2. The apparatus described in claim 1 wherein:
- said stabilizer is formed of an inflatable flexible casing containing pressured gas.
3. The apparatus described in claim 1, including:
- a container of pressurized breathable gas connected to said actuator to energize it, and means for supplying said pressurized gas to said casing to inflate the casing.
4. The apparatus described in claim 1 wherein:
- said stabilizer is formed of foam.
5. The apparatus described in claim 4 wherein:
- said foam is a resilient foam that is elastomeric.
6. The apparatus described in claim 1 wherein:
- said stabilizer is elastomeric and has a density of no more than 0.2.
7. The apparatus described in claim 1 including:
- a container of breathable pressurized gas coupled to said actuator to energize it; and including
- a conduit that carries gas exhausted from said actuator to the respiratory system of the patient.
8. The apparatus described in claim 1 wherein:
- said actuator includes a stationary frame and a reciprocating member that lies within said frame and that moves up and down with respect to said frame, said frame being coupled to said stabilizer to limit vertical movement of said frame with respect to said stabilizer;
- said stabilizer extends around said frame, without a gap in said stabilizer of more than 60°.
9. Apparatus for applying compressions to the chest of a patient to at least stimulate blood circulation, which includes an energizable actuator for repeatedly pressing against the patient's chest area, comprising:
- a source of breathable pressurized gas and an actuator coupling for coupling said source to said actuator for energizing the actuator;
- said actuator has an exhaust port, and including a patient coupling for coupling the exhaust port to the patient's respiratory system so the patient can breathe gas from the actuator.
10. The apparatus described in claim 9, including:
- a stabilizer that completely surrounds said actuator without a gap of more than 60° and that presses against the patient's chest.

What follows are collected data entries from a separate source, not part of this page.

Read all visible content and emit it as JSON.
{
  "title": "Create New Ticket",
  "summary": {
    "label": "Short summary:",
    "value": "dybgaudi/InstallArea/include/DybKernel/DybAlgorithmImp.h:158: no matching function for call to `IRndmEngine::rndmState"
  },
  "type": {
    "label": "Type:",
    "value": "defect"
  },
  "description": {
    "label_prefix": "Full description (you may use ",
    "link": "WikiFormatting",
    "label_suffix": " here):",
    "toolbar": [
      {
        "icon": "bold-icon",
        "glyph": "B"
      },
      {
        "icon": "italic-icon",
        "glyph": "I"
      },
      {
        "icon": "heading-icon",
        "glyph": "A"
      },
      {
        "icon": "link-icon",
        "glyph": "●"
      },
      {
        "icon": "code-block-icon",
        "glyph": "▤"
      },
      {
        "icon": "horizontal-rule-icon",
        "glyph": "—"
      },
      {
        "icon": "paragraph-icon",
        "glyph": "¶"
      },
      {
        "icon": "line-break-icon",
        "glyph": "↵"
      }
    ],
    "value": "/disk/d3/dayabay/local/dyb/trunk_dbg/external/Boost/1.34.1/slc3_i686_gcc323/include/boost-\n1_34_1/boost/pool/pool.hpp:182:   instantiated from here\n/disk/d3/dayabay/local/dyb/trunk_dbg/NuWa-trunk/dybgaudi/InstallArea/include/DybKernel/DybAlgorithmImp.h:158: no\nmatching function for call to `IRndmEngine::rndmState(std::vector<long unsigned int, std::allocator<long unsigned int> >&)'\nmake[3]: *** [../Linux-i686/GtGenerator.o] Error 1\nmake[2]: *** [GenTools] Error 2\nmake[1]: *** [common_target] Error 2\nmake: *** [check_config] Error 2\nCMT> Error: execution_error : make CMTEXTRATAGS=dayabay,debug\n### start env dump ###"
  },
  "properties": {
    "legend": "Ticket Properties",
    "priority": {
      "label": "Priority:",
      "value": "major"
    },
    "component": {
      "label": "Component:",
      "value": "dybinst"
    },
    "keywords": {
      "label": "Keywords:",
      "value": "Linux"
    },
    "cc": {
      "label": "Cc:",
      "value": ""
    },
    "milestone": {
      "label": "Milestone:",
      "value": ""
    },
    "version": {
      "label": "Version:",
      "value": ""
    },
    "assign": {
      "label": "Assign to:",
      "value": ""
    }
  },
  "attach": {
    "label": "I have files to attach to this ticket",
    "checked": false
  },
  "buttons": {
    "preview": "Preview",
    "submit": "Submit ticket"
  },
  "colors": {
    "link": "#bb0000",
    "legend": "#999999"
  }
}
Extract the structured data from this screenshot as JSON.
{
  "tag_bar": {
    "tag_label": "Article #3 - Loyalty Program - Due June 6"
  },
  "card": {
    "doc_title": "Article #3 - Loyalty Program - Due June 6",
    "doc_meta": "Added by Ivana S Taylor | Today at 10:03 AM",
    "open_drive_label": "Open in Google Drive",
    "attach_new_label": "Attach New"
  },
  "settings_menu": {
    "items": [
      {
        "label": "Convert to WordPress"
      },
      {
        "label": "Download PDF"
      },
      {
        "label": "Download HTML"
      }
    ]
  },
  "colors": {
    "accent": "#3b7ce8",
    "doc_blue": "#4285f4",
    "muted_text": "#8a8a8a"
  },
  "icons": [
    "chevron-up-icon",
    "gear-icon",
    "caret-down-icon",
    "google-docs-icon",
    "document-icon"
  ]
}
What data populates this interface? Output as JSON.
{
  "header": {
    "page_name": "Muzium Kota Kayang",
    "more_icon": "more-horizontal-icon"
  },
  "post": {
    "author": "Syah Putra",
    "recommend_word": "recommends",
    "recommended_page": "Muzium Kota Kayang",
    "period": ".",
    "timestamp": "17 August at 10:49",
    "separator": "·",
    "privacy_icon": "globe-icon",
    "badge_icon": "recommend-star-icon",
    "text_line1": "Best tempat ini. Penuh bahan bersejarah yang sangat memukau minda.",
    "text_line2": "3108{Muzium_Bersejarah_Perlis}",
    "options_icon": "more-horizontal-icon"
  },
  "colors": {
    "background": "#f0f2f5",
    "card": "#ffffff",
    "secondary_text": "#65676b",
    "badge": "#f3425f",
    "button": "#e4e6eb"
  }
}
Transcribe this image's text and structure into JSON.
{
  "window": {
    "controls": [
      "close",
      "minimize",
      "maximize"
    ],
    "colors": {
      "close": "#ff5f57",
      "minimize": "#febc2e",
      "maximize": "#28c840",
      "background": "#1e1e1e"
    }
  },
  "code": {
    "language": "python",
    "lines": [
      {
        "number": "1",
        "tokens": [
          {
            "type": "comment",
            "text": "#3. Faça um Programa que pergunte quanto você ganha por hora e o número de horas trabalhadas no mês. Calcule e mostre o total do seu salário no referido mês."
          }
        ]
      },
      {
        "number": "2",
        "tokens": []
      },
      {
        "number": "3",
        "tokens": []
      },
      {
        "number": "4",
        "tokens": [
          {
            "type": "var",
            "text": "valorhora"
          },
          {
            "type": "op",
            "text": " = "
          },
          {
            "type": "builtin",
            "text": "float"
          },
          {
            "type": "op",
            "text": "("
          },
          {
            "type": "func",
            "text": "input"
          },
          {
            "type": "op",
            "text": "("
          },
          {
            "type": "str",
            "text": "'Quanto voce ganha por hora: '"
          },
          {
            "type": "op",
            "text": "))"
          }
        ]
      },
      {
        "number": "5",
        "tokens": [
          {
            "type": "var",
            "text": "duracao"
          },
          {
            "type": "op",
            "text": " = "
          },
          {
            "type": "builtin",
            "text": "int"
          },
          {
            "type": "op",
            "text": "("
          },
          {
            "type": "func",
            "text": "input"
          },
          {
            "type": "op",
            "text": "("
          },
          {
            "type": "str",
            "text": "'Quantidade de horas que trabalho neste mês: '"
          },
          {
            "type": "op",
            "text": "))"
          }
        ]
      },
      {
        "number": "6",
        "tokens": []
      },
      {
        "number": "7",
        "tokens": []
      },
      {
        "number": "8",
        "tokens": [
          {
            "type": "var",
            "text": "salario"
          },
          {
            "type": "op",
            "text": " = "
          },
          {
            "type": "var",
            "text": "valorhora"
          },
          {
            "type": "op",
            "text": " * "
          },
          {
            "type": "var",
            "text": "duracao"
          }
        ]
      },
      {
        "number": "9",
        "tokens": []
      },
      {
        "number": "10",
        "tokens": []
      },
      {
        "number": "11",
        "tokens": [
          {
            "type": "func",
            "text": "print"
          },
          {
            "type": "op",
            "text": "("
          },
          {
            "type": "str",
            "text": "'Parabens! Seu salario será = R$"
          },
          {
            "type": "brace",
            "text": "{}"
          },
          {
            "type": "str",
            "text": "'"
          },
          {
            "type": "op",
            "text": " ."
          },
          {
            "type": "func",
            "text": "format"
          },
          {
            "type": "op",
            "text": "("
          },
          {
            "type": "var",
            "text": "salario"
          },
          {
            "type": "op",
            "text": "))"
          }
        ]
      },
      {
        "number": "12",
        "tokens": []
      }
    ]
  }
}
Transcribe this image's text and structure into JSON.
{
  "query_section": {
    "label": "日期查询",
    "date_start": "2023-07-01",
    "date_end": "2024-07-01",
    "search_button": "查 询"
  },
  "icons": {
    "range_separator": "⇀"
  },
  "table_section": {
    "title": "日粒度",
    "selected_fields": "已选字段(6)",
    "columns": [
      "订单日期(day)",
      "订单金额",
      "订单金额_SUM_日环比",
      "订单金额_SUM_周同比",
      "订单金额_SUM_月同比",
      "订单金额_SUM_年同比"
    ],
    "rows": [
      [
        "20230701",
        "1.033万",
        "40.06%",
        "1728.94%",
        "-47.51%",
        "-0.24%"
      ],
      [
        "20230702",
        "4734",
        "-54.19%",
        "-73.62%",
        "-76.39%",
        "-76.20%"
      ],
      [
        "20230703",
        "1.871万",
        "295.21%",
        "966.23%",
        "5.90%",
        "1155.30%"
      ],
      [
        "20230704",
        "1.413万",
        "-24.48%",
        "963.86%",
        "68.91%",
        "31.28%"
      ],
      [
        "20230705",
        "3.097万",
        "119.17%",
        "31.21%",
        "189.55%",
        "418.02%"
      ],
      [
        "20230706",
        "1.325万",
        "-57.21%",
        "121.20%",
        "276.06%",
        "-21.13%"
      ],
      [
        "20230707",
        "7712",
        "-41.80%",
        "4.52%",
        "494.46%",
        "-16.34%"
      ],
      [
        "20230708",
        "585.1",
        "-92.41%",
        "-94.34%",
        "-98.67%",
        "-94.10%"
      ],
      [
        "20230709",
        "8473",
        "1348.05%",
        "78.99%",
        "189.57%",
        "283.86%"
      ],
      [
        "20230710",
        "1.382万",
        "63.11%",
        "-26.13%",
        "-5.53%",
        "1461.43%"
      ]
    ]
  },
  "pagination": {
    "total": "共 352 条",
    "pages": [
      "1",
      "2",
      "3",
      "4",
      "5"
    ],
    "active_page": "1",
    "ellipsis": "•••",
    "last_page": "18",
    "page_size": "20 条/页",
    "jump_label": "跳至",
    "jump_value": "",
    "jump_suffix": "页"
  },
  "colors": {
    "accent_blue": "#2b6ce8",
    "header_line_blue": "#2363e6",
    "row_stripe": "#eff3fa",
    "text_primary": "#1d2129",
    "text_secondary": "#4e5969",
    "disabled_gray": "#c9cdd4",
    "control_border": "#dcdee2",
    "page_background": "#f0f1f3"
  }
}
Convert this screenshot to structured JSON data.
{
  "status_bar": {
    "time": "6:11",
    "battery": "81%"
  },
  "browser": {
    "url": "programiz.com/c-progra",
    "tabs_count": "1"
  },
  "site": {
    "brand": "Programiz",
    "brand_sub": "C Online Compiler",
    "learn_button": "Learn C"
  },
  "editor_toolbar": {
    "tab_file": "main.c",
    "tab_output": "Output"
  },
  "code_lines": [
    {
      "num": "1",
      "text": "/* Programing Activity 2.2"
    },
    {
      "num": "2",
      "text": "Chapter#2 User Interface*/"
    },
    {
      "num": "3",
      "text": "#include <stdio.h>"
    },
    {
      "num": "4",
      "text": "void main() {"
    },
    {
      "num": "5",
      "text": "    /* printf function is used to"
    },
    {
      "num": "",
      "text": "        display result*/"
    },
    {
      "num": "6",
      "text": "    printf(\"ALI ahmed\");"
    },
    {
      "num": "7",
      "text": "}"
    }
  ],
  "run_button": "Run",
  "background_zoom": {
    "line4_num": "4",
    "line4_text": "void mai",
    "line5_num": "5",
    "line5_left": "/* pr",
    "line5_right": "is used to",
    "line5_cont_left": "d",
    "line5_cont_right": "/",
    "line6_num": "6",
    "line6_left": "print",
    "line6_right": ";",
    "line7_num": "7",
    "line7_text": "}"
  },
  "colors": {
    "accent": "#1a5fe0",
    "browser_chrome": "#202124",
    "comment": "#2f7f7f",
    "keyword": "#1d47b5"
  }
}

11. A method for applying pressure pulses to a patient's chest to stimulate blood circulation and breathing, by energizing an actuator that repeatedly applies downward forces to a reciprocating member relative to a frame to cause the member to depress the patient's chest, while also applying breathable gas to the patient, comprising:
- supplying pressurized breathable gas to the actuator and exhausting gas from the actuator;
- supplying at least some of said gas from the actuator to the patient for breathing by the patient.
12. The method described in claim 11 including:
- inflating an inflatable stabilizer that extends around said actuator, with pressurized gas.
13. The method described in claim 12 wherein:
- said step of inflating comprises inflating the stabilizer with said breathable gas.